The goals of this questioning strategy were to: (1) prompt understanding of the content, (2) identify and clarify student misconceptions, (3) identify where students are confused with the newly introduced concepts, (4) challenge the students to solve problems (this strategy was coupled with the use of iclickers), (5) reinforce prior knowledge (e.g., from prior lectures in the course), (6) explore students’ initial thoughts about the topic, (7) help clearly explain the lecture content, (8) further student discussion, or (9) encourage teamwork by having students collaboratively solve problems. 

How should I grade these problems?  Should I grade these problems?
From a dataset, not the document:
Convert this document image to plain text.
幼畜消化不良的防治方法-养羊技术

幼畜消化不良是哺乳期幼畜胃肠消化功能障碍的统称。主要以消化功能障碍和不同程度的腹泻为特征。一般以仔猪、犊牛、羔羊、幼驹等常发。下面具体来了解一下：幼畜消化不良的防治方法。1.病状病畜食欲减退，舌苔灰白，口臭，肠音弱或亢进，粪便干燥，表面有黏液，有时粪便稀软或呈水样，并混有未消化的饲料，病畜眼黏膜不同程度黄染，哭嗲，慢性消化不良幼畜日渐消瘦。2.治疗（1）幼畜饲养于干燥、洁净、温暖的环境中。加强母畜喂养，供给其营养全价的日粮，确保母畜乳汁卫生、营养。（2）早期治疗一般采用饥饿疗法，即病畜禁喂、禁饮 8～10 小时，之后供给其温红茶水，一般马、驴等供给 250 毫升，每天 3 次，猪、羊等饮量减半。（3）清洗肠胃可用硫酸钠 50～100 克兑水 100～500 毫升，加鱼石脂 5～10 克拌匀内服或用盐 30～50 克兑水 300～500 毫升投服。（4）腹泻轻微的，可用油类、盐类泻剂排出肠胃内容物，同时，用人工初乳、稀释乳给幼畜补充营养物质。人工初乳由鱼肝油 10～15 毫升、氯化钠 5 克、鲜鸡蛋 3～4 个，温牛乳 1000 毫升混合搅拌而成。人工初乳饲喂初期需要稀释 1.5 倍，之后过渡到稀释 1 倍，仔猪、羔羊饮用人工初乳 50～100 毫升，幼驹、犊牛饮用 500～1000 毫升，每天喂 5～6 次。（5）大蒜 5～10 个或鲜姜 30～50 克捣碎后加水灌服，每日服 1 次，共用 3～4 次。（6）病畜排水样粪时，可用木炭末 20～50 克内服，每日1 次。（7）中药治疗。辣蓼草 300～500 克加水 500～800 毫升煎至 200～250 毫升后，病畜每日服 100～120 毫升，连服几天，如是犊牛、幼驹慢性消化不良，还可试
Please see the language that I included in my syllabus:

This class has 8 participation points, that’s a lot of points!  Please note:

Earning your 4 notecard participation points:

Each student will create a notecard that includes a little bit about the student, their thoughts about signing up to take XXX class, and what they might want to do after college.  This information will help the instructor place students in study groups during class and also to suggest recommended study groups outside of class.  These cards will also be marked, and randomly used, to document each student’s participation, asking of questions, and similar participation activities during lecture.  Students who are always attending will score very high and students who make a strong effort to participate will receive all four points.   Students who are frequently absent will receive fewer points. 

Which pitfalls do I need to avoid?

This is an ongoing area of research for me, and my colleague XXX.  We designed a questionnaire to analyze student views about using the notecards and surveyed nearly every student completing the course, in the Fall of 2013.  Students responded to two open-ended questions for part of the survey:

Questions:

  • What did you like the most about the use of notecards in this class?
  • What did you like least about the use of notecards in this class?

Our key for coding the data is on the next page.  It represents major and minor themes in the survey responses to the two questions.  This key is the result of analyzing 147 student surveys, and was created with Melissa’s guidance and the assistance of several undergraduate research assistants.  At this point, we have used the key to code all 147 surveys and we are beginning to make sense of these results.

Here are some preliminary thoughts about our analysis:

Our important response is that not all students enjoyed using notecards, and that some students felt “put on the spot.” (So I’m thinking a lot about how to best use them in the course.)  However, putting students “on the spot” isn’t all bad: it also seems to be an important method of helping students overcome public speaking anxiety.

Other important results include: (1) the students reported feeling the notecards increased the level of attention paid to the lecture, (2) the notecards increased attendance, and (3) the notecards substantially improved engagement in class.